Warts, caused by the human papillomavirus (HPV), are potentially contagious infections that can grow on virtually any part of your body. Some people have a stronger natural resistance to warts, and, in some cases, warts will disappear on their own over a period of months or years. However, when warts cause pain, embarrassment, or agitation, there are a variety of treatment options available. Warts can be very sensitive and ache or even bleed if irritated. In such cases, especially when they grow on areas where they are aggravated by clothing or jewelry, many people choose to have them removed. Warts that grow in highly visible areas of the body, such as the face, are also often removed because they are considered unattractive. Others have warts taken off simply because there is the chance that they could spread to other parts of the body or to other people.

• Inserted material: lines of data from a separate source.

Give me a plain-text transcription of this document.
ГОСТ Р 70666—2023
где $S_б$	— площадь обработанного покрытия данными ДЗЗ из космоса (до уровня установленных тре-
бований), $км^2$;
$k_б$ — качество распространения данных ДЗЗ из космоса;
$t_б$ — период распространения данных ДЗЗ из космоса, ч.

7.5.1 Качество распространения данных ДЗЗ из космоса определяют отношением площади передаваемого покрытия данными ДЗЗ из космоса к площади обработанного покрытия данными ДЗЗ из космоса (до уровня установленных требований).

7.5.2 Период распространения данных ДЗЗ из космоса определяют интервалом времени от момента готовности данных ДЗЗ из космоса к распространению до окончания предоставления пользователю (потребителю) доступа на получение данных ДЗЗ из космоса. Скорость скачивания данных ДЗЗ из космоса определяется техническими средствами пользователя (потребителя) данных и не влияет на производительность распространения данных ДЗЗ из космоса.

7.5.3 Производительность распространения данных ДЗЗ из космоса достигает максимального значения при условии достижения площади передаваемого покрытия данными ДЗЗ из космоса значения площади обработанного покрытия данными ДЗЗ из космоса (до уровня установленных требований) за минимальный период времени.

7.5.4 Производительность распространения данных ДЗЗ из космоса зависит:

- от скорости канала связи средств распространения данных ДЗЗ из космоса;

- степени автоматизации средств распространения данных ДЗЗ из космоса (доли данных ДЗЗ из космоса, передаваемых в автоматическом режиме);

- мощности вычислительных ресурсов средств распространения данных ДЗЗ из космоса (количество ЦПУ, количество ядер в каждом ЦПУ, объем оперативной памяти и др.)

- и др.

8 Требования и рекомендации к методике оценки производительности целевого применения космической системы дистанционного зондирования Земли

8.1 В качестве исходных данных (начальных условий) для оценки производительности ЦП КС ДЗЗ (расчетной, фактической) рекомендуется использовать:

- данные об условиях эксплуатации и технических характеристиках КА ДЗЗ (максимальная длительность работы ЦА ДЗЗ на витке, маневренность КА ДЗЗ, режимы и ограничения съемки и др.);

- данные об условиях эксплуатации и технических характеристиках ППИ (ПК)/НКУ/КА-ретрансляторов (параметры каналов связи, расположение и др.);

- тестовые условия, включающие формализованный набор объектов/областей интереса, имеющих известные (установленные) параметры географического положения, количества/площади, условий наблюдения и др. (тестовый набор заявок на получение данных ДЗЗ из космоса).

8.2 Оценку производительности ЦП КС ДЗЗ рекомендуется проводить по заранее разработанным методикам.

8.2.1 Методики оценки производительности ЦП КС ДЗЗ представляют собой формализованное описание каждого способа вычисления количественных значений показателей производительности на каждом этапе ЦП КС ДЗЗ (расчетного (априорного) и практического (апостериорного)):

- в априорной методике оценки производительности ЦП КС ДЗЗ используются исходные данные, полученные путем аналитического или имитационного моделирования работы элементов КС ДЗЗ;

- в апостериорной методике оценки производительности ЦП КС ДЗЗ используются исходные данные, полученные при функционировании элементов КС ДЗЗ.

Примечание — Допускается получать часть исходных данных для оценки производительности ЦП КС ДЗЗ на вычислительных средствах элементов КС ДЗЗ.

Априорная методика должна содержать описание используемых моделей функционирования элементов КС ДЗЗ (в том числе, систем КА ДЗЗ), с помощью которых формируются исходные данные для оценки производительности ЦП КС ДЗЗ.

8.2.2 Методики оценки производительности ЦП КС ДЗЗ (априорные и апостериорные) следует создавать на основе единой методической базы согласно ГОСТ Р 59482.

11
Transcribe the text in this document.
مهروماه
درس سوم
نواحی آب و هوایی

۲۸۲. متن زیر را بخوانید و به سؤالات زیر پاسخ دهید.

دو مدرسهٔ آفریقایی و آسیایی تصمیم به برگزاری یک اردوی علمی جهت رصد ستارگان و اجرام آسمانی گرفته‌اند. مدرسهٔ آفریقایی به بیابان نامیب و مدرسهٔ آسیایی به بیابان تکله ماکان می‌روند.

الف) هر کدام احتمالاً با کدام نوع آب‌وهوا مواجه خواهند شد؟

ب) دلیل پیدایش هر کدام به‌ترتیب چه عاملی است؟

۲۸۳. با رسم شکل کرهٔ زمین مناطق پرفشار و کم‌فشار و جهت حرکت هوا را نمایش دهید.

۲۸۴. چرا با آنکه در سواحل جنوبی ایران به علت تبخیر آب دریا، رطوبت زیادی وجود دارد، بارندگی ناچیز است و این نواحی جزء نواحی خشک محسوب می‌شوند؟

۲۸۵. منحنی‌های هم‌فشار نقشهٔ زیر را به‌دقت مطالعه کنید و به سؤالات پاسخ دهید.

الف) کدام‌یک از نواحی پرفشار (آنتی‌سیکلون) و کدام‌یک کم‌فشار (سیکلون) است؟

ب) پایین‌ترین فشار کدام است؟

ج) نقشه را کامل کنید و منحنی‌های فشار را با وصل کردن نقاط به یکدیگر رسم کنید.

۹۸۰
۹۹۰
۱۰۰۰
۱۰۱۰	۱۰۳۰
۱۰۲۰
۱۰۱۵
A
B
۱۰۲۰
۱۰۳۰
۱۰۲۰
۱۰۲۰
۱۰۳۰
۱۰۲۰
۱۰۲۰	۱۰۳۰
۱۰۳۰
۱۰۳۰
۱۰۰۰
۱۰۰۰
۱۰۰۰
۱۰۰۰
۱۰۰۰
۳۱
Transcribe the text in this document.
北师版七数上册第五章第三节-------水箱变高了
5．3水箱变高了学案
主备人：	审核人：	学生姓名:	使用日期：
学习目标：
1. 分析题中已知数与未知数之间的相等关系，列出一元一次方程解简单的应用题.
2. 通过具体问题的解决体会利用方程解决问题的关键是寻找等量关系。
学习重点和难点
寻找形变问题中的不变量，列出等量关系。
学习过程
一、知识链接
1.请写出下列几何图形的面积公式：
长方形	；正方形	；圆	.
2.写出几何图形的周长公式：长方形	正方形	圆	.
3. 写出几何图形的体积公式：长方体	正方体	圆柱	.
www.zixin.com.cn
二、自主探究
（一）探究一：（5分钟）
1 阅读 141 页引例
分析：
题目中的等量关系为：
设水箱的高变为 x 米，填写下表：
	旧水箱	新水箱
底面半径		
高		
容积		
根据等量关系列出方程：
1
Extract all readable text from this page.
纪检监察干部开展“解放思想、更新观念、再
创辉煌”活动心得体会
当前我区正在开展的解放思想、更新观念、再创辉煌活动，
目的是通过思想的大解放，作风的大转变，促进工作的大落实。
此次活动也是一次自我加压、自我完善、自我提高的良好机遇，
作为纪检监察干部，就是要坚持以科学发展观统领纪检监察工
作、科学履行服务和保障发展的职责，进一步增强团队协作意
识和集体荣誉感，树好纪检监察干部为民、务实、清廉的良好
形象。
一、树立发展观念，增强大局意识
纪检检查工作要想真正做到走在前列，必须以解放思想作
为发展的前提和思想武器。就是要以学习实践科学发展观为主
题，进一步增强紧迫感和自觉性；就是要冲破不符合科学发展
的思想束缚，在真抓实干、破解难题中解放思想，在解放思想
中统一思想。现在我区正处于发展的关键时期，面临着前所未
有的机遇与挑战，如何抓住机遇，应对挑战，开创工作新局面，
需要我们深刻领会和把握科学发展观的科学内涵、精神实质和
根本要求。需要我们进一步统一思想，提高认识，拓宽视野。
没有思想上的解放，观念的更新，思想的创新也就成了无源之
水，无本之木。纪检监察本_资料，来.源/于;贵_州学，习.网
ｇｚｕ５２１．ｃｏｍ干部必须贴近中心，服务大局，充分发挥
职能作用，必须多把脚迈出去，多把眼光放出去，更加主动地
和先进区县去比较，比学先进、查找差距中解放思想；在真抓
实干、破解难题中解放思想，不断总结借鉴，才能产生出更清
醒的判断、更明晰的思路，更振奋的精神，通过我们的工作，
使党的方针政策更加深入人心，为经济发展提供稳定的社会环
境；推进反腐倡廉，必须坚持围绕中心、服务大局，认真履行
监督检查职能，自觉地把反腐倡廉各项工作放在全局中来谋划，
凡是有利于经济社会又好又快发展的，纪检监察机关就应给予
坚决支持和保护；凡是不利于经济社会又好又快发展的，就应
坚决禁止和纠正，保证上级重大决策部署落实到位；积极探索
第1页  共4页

Warts can be removed in a variety of ways. For warts on the hands or feet, Compound W (which has salicylic acid) or a chemical treatment may be recommended. Your doctor can also freeze the wart with liquid nitrogen or remove the wart with a laser. It is important to keep in mind that skin warts (such as those found on your hands or feet) are treated very differently than warts on the genitals. DO NOT use over-the-counter wart-removal medication for genital warts, because certain chemicals found in them can harm your genital area. For genital warts, chemical treatments, laser surgery or electro-surgical excisions may be recommended.
In most cases, treating warts while they are small and have not had a chance to spread leads to more effective, permanent results. If you are considering wart removal, your doctor should discuss your options with you so that you can achieve your goal safely and effectively.